Afterwards, I visited St. Paul’s Anglican Church at 1130 Comox Street where they have a replica of the labyrinth found in Chartres Cathedral, France. I enjoy walking labyrinths but felt that this one took itself a little bit too seriously. In contrast, the one I walked in Amiens Cathedral, France was overrun by tourists and a wedding party.

Tuesday, July 7, 2009

Urban Gardens

For many years, I lived in a house with a big garden full of flowers and vegetables and fruit trees and bushes. Nowadays, I live in an apartment and, despite filling my windowsills with plants, I miss having a garden. So I was enchanted by the gardens that Vancouver apartment dwellers have created on an abandoned rail bed not far from Granville Island.
Here are some interesting articles about urban gardening:
  • A weekend course in urban gardening with The School of Life, London, England
  • Landshare, a British project to produce more fresh, local produce

Sunday, July 5, 2009

Social Media - a Fad?

Human beings love fads – the latest hair style, fashion statement, beverage. And, at the moment, we are fascinated by technology and the new technology-based ways of communicating. Journalists are writing stories and compiling statistics about Twitter use in Iran and blog postings about Michael Jackson's death.

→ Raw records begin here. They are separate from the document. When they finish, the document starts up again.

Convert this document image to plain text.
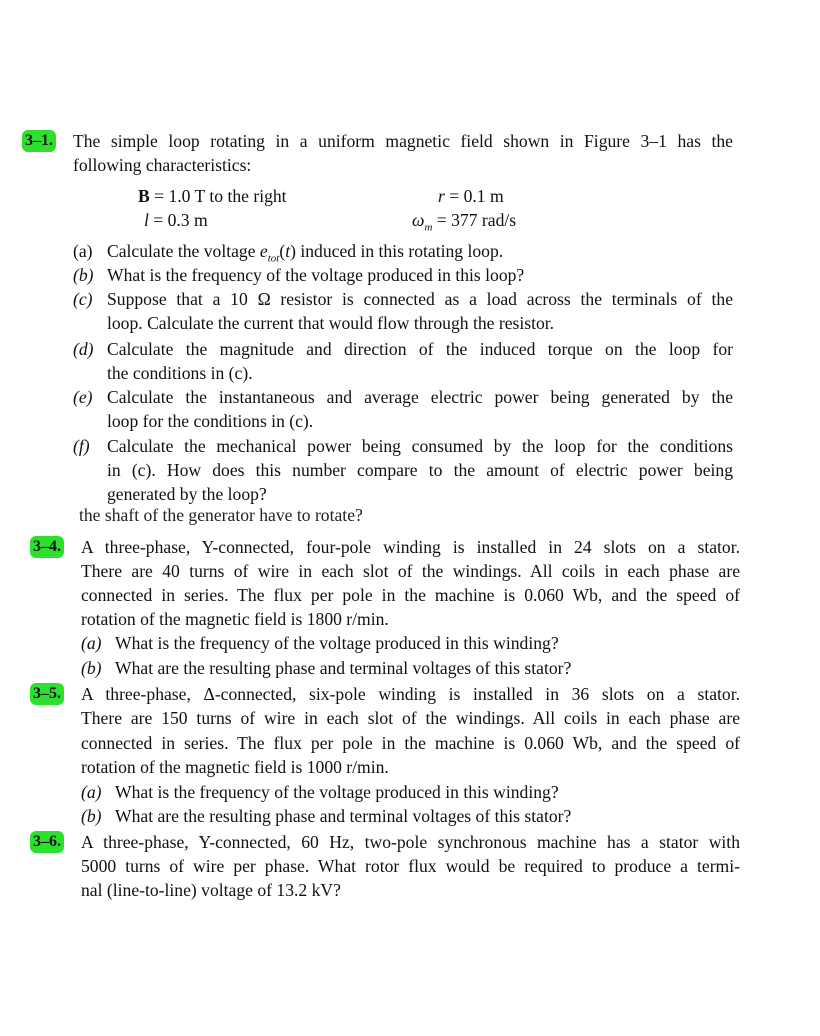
3–1. The simple loop rotating in a uniform magnetic field shown in Figure 3–1 has the
following characteristics:
B = 1.0 T to the right	r = 0.1 m
l = 0.3 m	$\omega_m = 377$ rad/s
(a) Calculate the voltage $e_{tot}(t)$ induced in this rotating loop.
(b) What is the frequency of the voltage produced in this loop?
(c) Suppose that a 10 Ω resistor is connected as a load across the terminals of the
loop. Calculate the current that would flow through the resistor.
(d) Calculate the magnitude and direction of the induced torque on the loop for
the conditions in (c).
(e) Calculate the instantaneous and average electric power being generated by the
loop for the conditions in (c).
(f) Calculate the mechanical power being consumed by the loop for the conditions
in (c). How does this number compare to the amount of electric power being
generated by the loop?
the shaft of the generator have to rotate?
3–4. A three-phase, Y-connected, four-pole winding is installed in 24 slots on a stator.
There are 40 turns of wire in each slot of the windings. All coils in each phase are
connected in series. The flux per pole in the machine is 0.060 Wb, and the speed of
rotation of the magnetic field is 1800 r/min.
(a) What is the frequency of the voltage produced in this winding?
(b) What are the resulting phase and terminal voltages of this stator?
3–5. A three-phase, Δ-connected, six-pole winding is installed in 36 slots on a stator.
There are 150 turns of wire in each slot of the windings. All coils in each phase are
connected in series. The flux per pole in the machine is 0.060 Wb, and the speed of
rotation of the magnetic field is 1000 r/min.
(a) What is the frequency of the voltage produced in this winding?
(b) What are the resulting phase and terminal voltages of this stator?
3–6. A three-phase, Y-connected, 60 Hz, two-pole synchronous machine has a stator with
5000 turns of wire per phase. What rotor flux would be required to produce a termi-
nal (line-to-line) voltage of 13.2 kV?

Like so many fads before it, we’re inclined to think that social media will re-shape the universe. And, like so many previous fads, it won’t live up to the hype.

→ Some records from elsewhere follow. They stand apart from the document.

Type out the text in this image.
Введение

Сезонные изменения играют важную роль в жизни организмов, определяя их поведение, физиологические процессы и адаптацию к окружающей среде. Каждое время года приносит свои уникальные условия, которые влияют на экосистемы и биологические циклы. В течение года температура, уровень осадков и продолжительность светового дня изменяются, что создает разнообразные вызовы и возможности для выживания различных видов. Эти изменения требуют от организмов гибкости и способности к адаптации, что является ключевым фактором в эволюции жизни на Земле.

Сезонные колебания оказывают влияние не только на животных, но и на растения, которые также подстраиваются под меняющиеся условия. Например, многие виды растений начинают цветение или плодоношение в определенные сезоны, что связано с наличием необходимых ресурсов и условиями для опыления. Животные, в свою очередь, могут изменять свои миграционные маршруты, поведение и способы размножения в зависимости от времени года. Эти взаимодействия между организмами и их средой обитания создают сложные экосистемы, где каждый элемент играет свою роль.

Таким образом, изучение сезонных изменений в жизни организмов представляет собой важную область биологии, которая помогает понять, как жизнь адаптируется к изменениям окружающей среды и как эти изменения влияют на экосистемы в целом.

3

Scott Berkun has written a thought-provoking blog posting Calling bullshit on social media. It’s well worth reading as it clearly outlines some of the basic reasons for why and how we communicate.

Social Networks
First of all, he points out that we have always had social networks (families, clubs, communities), and we have always found unofficial ways to communicate (the Resistance in WWII Europe, Christians drawing fish). Twitter is simply a new communications device.

Quality vs. Quantity
Secondly, Berkun reminds us that quantity does not equate quality. As Berkun says, “I find all social media frequently consists of people re-forwarding things they were forwarded that almost none of them appear to have read, as they believe they are rewarded for publishing frequently above all else. . . . If you are interested in quality, and not volume, then the size of your network matters less than the value of what’s in it.”

Self Promotion
Berkun points to self promotion as one of the dangers of blogs and Twitter: “For all the upsides of any invention there are downsides and it takes time to sort out what they all are. Blogs and Twitter have made self promotion, and self-aggrandizement, acceptable in ways I’ve never seen before, and I’m guilty myself. Is it possible to write or publish without self promotion?”

What Problem am I Trying to Solve?
His final argument is particularly important for all of us who rely on communications to do our job. He reminds us that we should always ask, “What problem am I trying to solve?” Find the best tool, old or new, to communicate. It may be Twitter or a company blog, but it may just be a phone call or a flyer.

Saturday, July 4, 2009

Seaside Mosaics

I am spending 2 1/2 weeks in North Vancouver, housesitting and working but also enjoying the change of scene. I really enjoy Vancouver - the climate and the location entice people out of doors to hike or sail or cycle.

I went out to West Vancouver yesterday and walked along the Sea Walk, a very popular local spot for people young and old (there's even a separate path for dogs). There was a big cruise ship setting out for Alaska and various cargo ships leaving the harbour as well as small pleasure boats.

The juxtaposition of the natural and the man-made, urban environment can be harsh and cruel or just plain ugly. But sometimes it's simply playful. I was delighted to see that someone has gone to the trouble of creating mosaics from sea glass and broken tile on the rocks beside the walkway.